File names/directory names ARE case-sensitive.
File names/directory names should NOT contain unusual characters, for example: spaces * , / \ + ! ( ) ~ $
. These characters are OK: . - _
cd
- change directory (directory = folder)
ls
- list files in current directory
ls -l
- list files, including their size and date stamp
ls -lrt
- list files, including their size and date stamp, and sort in reverse temporal order
..
- the directory above the current one
.
- the current directory
*
- one or more wild-card characters
?
- a single wild-card character
/
- use / to string together longer directory paths
mkdir
- make new directory - specify the name of the new directory (e.g. mkdir newDirectoryName
)
rm
- remove a file or files
rmdir
remove a directory (only works if it's empty)
rm -r directoryName
- removes a directory and ALL of its contents (-r = recursive)
pwd
- show working directory
more file.txt
view a text file page-by-page. Use the space bar to see the next page, the return key to see just one more line, or the q
key to quit looking at the file. (cat
and less
also let you look through files)
head file.txt
or tail file.txt
– show the first few or last few lines in a file. The default is 10 lines: to see 20 lines, for example, do this: head -20 file.txt
ctrl-c
- interrupt/cancel a command that's running
list all files with names ending in .bam
in the current directory: ls *.bam
list all files with names starting with Sample
and ending in .bam
in the current directory: ls Sample*.bam
list all files in a subdirectory of current directory: ls tetrahymena/annotations
list all bam files, in annotations folder which is a subdirectory of the tetrahymena folder: ls tetrahymena/annotations/*.bam
or, if tetrahymena is a directory above the current directory: ls ../tetrahymena/annotations/*.bam
change working directory to the home directory: cd
change working directory to the folder above the current one: cd ..
change working directory to the tetrahymena/annotations dir: cd tetrahymena/annotations
use the resize
command, if you resize the window after logging in and things look odd
Examples:
mv oldfilename.txt newfilename.txt
- rename a filemv file1.txt file2.txt my_folder_to_move my_destination_folder
- move one or more files into a folder
mv
can be a bit confusing, as it can move files OR rename them, depending on how you use it:
- If the last part of the command is the name of an existing folder (e.g.
my_destination_folder
in the second example above),mv
will move any other files/folders specified in the command into that folder. - If the last part of the command doesn't yet exist (e.g.
newfilename.txt
in the first example above)mv
will rename the file
Examples:
cp oldfilename.txt newfilename.txt
- make a new copy of the file, with a different namecp oldfilename.txt my_destination_folder
- make a new copy of the file, within a different folder (if you don't specify a file name within that folder, the new file will have the same file name as the original)

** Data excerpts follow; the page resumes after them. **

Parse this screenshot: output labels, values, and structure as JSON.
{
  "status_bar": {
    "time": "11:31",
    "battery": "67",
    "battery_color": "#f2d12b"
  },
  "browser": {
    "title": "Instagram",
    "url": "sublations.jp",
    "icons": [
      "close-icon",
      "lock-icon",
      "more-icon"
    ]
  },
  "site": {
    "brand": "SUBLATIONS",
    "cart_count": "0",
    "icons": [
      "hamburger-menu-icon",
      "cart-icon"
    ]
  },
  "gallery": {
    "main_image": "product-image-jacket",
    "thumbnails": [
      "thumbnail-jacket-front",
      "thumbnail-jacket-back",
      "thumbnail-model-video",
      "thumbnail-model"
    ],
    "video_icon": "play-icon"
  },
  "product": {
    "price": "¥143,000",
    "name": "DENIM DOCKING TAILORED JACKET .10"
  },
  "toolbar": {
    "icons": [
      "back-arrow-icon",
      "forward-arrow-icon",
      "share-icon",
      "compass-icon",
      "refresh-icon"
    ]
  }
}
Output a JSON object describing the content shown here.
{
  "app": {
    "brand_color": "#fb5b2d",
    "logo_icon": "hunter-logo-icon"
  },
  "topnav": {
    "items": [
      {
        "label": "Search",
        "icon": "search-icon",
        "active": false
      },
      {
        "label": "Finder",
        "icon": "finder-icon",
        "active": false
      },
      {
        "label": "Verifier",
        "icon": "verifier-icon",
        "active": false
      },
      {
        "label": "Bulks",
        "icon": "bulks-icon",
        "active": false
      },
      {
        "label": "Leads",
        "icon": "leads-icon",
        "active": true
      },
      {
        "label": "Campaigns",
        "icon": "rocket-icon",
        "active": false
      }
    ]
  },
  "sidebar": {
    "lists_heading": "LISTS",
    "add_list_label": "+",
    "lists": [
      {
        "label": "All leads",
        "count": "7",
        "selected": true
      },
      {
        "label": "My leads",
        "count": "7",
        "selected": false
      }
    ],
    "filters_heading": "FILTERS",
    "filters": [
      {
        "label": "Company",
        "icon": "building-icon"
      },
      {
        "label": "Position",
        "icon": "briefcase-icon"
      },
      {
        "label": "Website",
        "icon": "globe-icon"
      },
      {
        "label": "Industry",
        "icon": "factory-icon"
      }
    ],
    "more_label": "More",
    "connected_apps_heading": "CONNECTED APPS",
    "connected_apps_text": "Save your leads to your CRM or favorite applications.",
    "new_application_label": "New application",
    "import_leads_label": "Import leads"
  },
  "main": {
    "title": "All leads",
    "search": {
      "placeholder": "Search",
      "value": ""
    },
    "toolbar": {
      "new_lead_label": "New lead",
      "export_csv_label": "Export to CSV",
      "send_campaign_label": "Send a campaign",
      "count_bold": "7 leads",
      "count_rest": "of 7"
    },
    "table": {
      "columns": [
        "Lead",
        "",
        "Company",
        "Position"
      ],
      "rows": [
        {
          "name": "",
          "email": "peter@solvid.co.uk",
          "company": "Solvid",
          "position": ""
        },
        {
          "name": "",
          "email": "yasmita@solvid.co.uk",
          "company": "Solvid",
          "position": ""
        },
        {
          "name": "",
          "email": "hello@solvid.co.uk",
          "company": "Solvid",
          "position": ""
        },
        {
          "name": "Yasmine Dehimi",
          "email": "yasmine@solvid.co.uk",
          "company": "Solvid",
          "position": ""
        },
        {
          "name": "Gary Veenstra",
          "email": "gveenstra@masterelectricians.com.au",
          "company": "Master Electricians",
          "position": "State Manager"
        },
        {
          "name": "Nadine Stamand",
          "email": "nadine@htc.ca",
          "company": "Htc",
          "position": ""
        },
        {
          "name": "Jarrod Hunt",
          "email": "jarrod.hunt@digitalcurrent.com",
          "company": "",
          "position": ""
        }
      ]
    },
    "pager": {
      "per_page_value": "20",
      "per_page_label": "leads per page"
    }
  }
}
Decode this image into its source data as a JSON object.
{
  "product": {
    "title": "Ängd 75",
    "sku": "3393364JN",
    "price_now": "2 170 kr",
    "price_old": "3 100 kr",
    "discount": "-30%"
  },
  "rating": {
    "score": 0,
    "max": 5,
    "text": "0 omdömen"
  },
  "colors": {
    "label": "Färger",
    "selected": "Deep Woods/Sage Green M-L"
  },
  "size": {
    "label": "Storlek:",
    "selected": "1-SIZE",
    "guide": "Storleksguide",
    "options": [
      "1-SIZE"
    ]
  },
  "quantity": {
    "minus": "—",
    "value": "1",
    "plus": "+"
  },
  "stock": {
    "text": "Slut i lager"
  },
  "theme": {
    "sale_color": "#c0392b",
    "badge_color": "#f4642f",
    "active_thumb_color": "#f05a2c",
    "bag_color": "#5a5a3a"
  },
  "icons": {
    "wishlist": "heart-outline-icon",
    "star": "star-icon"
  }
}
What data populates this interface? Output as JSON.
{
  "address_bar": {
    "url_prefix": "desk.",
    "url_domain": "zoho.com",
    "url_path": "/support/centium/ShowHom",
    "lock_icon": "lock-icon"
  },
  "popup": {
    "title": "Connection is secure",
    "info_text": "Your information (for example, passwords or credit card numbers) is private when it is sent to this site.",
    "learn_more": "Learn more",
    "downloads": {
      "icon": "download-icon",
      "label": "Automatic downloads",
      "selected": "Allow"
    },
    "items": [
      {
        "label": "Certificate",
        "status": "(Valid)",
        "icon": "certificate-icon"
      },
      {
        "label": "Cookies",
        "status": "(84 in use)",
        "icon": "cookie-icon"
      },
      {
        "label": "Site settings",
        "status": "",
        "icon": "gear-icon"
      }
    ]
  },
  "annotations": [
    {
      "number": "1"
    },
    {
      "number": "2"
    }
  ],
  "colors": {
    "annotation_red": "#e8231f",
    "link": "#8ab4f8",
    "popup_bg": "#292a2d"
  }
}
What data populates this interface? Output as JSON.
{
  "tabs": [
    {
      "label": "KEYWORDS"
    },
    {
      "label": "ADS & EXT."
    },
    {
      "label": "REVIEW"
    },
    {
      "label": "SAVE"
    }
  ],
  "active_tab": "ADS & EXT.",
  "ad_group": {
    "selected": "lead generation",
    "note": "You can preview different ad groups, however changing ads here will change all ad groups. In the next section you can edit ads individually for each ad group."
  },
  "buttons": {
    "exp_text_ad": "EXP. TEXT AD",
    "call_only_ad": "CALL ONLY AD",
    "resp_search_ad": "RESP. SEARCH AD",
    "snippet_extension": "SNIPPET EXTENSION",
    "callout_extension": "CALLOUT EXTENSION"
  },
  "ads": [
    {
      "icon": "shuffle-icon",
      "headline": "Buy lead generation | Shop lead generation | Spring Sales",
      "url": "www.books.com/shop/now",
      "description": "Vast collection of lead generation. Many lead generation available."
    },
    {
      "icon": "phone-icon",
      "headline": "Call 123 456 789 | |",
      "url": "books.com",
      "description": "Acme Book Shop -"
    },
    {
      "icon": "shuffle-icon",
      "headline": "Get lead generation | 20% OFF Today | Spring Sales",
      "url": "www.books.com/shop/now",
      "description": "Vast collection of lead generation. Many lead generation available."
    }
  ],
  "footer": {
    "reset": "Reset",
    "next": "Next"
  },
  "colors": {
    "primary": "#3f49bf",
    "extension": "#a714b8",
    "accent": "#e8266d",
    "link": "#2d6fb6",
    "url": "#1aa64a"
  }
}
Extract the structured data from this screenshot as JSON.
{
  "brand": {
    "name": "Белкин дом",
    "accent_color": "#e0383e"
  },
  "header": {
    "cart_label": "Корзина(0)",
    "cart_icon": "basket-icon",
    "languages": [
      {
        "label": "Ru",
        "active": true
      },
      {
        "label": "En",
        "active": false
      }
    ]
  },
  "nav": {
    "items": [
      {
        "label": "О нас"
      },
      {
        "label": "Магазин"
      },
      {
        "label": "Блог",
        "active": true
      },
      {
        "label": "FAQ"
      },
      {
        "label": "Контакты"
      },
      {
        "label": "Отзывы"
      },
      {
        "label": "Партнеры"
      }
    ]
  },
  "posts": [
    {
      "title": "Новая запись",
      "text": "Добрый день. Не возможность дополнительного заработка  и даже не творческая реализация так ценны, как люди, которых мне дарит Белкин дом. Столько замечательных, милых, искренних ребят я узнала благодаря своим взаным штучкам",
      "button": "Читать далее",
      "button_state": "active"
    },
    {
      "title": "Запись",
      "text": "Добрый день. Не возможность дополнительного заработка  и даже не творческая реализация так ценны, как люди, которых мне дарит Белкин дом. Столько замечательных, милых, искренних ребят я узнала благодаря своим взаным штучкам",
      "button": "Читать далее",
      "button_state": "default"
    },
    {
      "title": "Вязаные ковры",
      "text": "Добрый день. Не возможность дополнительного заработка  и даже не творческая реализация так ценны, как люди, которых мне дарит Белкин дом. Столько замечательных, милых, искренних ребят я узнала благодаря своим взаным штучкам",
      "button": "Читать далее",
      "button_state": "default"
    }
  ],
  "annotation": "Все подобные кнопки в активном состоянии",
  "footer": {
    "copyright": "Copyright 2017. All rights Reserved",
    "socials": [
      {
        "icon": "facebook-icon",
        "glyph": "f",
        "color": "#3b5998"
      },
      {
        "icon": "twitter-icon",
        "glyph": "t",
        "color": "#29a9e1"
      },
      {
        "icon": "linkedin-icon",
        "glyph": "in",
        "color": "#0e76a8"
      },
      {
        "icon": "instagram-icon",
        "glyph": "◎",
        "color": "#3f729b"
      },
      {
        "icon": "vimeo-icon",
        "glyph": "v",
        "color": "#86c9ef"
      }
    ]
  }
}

Many commands have options that change their behavior. A google search can tell you more, especially if you include the word man
(for manual) and unix
or linux
in your search terms (e.g. search with man ls unix
).
A typical way to add an option is with the -
sign, e.g. ls -l
.
You can specify multiple options, e.g. ls -l -r -t
.
For options specified using a single letter, you can also combine them, e.g. ls -l -r -t
can also be written ls -lrt
Some options have a long form and a short form, and the long form is often specified with two -
signs, e.g. ls -t
is the same as ls --time
.
The "path" to a file means the file name plus its location on the file server.
A "relative path" means the path relative to your current working directory (e.g. ../tetrahymena/annotations
would mean something different when you're working in different directories).
An "absolute path" starts with the /
character, and specifies a file's location beginning from the very top level of the computer's directory structure. Absolute paths are useful as you can use the same path no matter what your working directory is.
Sometimes, especially if we are working with large files, we don't want to copy a file to a second location, but we do want to make a link (=alias) so that it's easy to access.
We pay for each Gb of data we store, so please try not to make unnecessary copies. Making copies also increases the risk that you'll edit one copy of the file but not another: using links to a single 'master' copy avoids that risk.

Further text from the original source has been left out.